Dificuldades da língua portuguesa. Por que costumamos dizer que a nossa língua é difícil? Eu, como professora de Língua Portuguesa, frequentemente escuto alguém afirmar com veemência, inclusive, que “português é muito difícil”.
De fato, há na língua portuguesa muitos, digamos, detalhes que a tornam complexa. Mas, afinal, toda língua tem um pouco de complexidade mesmo. E isso porque as línguas, todas elas, são elementos vivos que se modificam para se adequar aos falantes. E daí surgem alguns casos que geram dúvidas e até uma sensação de estarmos andando por terreno arenoso, movediço.
Um caso interessante é o da palavra grama. Essa é uma palavra que, dependendo do contexto em que é empregada, pode apresentar gênero masculino ou gênero feminino. E aí vem a dúvida: “aqui diz-se o grama ou a grama“?
Pois é. Vou contar um caso que ocorreu comigo certa vez. Eu estava no mercado, na fila de fatiados, aguardando a minha vez. E, na minha frente, tinha um garoto de uns dez ou onze anos com a mãe.
Chegou a vez deles pedirem e a mãe disse tranquilamente ao atendente:
– Por favor, trezentos gramas de presun…
O menino nem deixou a mãe terminar. Já foi logo corrigindo a pobre em alto e bom som:
– Não, mãe, você não sabe?! É trezentas gramas que se diz! Grama termina com A. Então, é feminino!
A mãe, muito sem graça, pediu ao menino que falasse baixo e que era “quinhentos gramas, sim!”. O menino continuou teimando e dizendo que ela não sabia, já tinha saído da escola há muito tempo, que devia ter esquecido.
Eu, ali ouvindo, me dividia entre a professora e a consumidora. Por um lado, tinha vontade de me intrometer e dizer para o menino, na minha autoridade de estudiosa da língua, que a envergonhada mãe estava certíssima.
Mesmo que a lógica dele fizesse um pouco de sentido, já que sua explicação se baseava no fato de que boa parte das palavras terminadas em A, em nossa língua, são realmente do gênero feminino.
Por outro lado, porém, só pensava que queria que a fila andasse pra poder pegar meu presunto também e continuar as minhas compras. E certamente pedir bem alto: “por favor, trezentos gramas de presunto”. Só pra poder vingar a mãe um pouquinho.

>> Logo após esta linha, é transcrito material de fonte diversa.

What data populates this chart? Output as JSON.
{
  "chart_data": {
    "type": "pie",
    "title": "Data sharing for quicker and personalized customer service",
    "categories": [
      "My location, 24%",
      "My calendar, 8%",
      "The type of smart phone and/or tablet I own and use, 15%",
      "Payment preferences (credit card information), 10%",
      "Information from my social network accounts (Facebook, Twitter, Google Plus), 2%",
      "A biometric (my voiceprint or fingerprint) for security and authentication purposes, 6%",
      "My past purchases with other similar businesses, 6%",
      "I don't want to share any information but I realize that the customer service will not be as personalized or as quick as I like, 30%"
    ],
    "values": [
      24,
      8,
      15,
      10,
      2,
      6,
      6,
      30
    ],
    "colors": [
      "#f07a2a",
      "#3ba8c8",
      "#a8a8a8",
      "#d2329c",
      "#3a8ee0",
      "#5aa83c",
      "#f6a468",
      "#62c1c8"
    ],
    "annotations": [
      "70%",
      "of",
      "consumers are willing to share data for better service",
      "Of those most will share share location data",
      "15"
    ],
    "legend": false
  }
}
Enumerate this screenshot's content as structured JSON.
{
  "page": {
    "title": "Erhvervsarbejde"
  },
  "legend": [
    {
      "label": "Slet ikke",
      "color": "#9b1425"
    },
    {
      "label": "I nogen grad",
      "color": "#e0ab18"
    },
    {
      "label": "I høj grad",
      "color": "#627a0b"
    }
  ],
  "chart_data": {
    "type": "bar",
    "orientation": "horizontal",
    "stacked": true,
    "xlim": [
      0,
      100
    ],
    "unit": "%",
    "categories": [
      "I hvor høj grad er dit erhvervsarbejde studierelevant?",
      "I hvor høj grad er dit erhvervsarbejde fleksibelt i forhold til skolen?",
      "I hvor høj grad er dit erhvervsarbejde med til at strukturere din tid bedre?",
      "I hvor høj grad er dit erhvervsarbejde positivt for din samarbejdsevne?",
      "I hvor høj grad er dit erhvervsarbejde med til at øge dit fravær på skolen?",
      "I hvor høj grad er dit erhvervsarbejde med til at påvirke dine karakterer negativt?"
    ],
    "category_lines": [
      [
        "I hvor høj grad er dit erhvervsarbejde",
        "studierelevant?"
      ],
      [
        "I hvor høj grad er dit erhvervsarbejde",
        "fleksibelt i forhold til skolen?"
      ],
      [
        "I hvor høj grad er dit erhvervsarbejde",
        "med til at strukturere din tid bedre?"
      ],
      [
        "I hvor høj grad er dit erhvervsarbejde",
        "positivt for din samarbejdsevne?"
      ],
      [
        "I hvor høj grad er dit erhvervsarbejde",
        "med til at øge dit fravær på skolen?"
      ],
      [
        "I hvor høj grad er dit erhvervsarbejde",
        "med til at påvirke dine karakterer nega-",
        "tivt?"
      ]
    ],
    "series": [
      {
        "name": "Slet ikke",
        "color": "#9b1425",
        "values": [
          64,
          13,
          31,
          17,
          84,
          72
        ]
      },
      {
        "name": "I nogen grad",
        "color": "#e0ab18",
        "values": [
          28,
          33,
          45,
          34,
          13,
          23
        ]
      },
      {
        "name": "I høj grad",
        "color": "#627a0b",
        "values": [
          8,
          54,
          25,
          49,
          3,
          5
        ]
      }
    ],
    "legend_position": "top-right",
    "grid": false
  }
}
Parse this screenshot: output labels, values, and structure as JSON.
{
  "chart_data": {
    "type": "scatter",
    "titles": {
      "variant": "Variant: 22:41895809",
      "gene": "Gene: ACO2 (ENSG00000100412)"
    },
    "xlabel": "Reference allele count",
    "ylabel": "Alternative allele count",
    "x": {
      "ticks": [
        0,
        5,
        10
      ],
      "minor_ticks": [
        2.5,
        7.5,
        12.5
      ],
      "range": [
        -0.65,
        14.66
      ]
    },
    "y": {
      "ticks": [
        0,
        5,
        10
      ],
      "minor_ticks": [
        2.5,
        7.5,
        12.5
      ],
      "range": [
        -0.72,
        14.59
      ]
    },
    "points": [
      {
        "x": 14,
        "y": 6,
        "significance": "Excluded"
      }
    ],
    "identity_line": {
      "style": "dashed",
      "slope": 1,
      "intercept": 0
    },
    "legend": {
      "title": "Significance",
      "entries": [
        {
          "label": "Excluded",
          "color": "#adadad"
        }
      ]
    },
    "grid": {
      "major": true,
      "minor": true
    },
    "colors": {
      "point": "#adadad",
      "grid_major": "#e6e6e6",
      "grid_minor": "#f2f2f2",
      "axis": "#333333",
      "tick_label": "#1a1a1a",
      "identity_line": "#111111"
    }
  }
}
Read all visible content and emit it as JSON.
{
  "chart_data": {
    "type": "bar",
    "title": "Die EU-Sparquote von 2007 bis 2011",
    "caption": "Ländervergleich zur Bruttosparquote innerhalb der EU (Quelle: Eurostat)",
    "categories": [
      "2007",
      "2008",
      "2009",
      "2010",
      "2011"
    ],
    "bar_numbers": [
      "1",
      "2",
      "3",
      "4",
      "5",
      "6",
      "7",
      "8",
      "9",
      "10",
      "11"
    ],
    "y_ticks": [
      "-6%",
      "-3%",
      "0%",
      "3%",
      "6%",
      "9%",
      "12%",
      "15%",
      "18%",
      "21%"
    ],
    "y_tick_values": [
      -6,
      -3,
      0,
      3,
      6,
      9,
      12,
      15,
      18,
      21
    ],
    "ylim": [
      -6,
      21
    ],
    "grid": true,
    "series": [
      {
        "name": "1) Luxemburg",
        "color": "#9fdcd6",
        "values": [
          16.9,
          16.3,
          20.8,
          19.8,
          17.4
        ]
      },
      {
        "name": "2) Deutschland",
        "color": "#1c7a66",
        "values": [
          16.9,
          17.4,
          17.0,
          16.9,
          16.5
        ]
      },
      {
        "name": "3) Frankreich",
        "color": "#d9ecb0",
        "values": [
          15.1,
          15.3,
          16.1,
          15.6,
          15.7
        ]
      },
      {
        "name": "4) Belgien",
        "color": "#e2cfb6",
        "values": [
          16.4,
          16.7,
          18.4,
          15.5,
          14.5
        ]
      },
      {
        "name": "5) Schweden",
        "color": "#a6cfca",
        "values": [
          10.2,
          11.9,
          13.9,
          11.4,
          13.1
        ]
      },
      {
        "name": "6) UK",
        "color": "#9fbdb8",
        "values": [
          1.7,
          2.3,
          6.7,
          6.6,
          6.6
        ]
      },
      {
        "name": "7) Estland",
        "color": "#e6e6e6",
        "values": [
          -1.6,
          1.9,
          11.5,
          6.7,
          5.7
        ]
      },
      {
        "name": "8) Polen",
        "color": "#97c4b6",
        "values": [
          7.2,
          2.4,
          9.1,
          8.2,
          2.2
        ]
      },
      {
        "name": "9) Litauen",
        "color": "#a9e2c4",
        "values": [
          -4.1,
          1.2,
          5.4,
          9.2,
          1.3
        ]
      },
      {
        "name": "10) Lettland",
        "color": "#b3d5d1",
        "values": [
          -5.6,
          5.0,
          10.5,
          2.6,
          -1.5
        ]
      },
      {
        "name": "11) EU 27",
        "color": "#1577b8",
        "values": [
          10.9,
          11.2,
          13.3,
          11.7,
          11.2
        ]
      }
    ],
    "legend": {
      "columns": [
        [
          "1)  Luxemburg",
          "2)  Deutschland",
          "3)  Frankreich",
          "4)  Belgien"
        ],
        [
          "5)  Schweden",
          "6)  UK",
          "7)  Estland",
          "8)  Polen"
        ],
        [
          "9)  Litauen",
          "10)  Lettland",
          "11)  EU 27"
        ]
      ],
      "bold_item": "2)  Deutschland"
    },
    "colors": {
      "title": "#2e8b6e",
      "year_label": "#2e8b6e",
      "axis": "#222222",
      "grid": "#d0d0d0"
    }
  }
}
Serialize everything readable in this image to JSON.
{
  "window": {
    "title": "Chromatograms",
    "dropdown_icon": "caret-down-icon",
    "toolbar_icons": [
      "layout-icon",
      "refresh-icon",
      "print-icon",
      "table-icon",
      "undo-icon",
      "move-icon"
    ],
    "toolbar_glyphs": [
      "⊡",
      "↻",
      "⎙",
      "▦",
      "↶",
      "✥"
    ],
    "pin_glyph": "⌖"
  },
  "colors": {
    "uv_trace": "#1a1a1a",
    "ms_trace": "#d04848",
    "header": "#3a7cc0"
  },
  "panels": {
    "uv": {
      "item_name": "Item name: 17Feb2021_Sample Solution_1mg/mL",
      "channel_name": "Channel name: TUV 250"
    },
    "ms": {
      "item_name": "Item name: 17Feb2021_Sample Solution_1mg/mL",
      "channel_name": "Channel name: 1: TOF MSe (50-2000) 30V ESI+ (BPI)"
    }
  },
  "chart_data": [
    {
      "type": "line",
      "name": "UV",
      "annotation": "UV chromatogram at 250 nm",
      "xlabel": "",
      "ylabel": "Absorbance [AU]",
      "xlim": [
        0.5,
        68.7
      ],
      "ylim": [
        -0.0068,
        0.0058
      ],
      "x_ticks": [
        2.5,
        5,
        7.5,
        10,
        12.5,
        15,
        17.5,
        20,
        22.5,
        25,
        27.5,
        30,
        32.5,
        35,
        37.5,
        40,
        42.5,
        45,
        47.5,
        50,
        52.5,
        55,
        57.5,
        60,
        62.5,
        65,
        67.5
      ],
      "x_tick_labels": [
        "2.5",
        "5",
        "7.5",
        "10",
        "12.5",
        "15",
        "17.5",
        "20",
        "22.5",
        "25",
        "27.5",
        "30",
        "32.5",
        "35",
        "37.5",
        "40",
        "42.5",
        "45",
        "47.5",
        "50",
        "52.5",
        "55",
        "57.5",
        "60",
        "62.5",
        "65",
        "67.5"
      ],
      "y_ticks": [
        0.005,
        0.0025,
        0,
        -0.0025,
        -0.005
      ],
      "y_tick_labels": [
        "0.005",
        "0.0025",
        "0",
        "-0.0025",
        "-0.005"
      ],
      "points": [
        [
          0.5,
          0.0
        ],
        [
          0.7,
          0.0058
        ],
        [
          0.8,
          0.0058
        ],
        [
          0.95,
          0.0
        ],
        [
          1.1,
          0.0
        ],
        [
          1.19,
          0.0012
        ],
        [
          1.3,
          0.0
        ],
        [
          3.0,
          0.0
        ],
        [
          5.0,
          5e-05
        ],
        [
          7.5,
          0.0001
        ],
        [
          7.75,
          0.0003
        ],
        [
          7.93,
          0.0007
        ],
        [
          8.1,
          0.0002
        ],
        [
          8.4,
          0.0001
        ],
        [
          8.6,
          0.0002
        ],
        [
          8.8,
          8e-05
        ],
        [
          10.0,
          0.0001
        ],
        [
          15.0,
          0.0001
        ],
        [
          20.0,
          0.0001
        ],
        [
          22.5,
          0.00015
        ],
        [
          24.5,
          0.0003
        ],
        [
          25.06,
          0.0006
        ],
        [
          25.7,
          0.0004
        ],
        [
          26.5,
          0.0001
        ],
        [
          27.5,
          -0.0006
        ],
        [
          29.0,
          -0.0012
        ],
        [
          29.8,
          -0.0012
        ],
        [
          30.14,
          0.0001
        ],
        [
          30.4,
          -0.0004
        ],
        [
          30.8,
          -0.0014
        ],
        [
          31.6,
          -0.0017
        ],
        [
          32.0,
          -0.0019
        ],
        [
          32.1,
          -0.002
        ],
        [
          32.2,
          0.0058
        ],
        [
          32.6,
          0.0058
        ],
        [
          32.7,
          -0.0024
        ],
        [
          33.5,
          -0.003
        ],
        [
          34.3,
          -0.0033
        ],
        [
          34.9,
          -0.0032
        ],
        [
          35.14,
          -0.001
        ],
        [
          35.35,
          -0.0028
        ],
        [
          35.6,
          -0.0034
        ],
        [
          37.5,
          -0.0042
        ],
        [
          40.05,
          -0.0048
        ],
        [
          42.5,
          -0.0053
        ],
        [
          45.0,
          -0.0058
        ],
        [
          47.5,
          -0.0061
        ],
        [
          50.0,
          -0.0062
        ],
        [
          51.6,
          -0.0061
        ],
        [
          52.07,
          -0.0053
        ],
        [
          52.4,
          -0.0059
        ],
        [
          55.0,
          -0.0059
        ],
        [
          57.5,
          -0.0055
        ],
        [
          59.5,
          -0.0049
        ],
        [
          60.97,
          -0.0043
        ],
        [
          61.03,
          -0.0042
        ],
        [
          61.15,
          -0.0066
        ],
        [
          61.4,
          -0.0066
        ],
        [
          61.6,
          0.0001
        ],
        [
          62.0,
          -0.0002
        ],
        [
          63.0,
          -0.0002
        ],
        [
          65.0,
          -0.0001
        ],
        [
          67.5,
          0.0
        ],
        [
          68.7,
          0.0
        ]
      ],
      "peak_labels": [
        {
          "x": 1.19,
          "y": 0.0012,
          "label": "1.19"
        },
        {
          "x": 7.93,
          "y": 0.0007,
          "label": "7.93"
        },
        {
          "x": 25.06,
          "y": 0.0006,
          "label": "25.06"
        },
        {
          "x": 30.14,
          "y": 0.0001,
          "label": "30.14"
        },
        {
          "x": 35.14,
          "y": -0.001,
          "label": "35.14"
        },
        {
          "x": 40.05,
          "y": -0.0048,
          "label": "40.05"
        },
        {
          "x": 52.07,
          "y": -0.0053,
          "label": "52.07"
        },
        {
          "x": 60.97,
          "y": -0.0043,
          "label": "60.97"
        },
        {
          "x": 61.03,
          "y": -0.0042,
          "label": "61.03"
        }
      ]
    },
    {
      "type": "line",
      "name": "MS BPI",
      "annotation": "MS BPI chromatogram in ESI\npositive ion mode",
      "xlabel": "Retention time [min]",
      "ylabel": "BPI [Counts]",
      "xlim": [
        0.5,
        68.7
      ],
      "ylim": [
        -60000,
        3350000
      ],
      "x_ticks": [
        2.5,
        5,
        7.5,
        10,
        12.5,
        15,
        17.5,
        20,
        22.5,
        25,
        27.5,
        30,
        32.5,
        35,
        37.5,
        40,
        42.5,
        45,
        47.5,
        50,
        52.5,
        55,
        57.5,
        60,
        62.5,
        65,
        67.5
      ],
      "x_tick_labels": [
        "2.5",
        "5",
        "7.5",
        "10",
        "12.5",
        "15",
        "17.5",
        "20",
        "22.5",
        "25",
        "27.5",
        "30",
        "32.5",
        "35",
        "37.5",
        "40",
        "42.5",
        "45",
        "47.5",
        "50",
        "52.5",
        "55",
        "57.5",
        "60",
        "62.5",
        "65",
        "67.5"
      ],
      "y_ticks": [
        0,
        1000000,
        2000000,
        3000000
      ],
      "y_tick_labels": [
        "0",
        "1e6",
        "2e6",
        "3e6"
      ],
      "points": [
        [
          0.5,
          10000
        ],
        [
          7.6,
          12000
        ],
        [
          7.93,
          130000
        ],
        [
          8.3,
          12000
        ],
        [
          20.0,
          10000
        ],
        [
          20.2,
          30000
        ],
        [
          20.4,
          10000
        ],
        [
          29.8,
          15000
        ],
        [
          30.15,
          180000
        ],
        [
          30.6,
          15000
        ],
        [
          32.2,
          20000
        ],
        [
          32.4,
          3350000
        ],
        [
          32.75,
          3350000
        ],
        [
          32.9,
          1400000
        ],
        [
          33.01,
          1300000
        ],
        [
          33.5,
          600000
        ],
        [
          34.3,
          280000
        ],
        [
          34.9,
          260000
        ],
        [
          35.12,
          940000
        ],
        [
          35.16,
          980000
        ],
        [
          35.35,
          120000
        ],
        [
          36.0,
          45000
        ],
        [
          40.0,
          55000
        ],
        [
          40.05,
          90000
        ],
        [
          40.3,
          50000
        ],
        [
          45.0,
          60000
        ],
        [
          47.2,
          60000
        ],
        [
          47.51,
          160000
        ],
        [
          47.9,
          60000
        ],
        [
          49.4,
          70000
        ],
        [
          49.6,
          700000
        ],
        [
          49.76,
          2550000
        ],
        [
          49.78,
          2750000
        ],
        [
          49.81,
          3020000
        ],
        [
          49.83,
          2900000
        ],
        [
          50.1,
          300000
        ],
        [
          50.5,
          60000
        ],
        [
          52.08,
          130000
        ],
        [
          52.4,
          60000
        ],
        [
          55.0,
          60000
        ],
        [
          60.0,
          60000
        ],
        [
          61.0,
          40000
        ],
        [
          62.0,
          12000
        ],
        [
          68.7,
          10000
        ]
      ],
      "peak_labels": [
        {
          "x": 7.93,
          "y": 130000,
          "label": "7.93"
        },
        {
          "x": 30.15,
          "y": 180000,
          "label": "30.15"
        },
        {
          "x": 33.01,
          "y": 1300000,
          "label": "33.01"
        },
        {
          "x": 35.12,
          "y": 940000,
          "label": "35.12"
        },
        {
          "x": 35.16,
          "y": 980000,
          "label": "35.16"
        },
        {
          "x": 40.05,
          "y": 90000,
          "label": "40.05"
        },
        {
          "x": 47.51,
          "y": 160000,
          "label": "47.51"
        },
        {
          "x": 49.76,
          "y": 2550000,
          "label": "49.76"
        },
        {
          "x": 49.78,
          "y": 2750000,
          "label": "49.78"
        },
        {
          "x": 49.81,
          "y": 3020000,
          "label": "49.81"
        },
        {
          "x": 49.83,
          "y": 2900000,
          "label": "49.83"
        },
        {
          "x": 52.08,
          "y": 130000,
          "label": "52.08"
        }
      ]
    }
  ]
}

O atendente entregou o presunto para a dona com um sorriso condescendente. Ela saiu com o filho que ainda falava sobre as gramas do presunto. Pobre mãe de adolescente!…
O fato é que a palavra grama tem, sim, feminino. E tem também masculino. Até lembrei aqui da música do Pepeu Gomes agora. “Ser um homem feminino não fere o meu lado masculino. Se Deus é menina e menino, sou masculino e feminino”.
Forcei um pouco a barra com a referência à música do Pepeu, né?! Mas é que me lembrou mesmo. Afinal, grama é masculino e é feminino. Explico.
A palavra grama, quando usada no sentido de medida de peso, como no caso do mercado que contei acima, é masculina. Então, diz-se “o grama” e pede-se mesmo “por favor, trezentos gramas de presunto”.
Já quando grama é usado no sentido de mato, vegetal, é uma palavra feminina. É “a grama do jardim“, meu caro leitor. E, se você pedir ao atendente do balcão de fatiados do mercado, “trezentas gramas” de presunto, vai estar incorrendo em um erro, segundo a gramática normativa.
Como ocorreu com o menino lá no mercado. Ah… são as dificuldades da língua! Realmente ela gera esse tipo de situação e muito recorrentemente. Acontece, inclusive, de você pedir “trezentos gramas” e ser olhado com, no mínimo, curiosidade.
Porque, de tanto ouvirmos “trezentas gramas”, parece estar errado dizer do jeito certo. E, talvez, como a língua é um instrumento que se adequa ao uso do falante, um dia, o menino do mercado esteja realmente certo.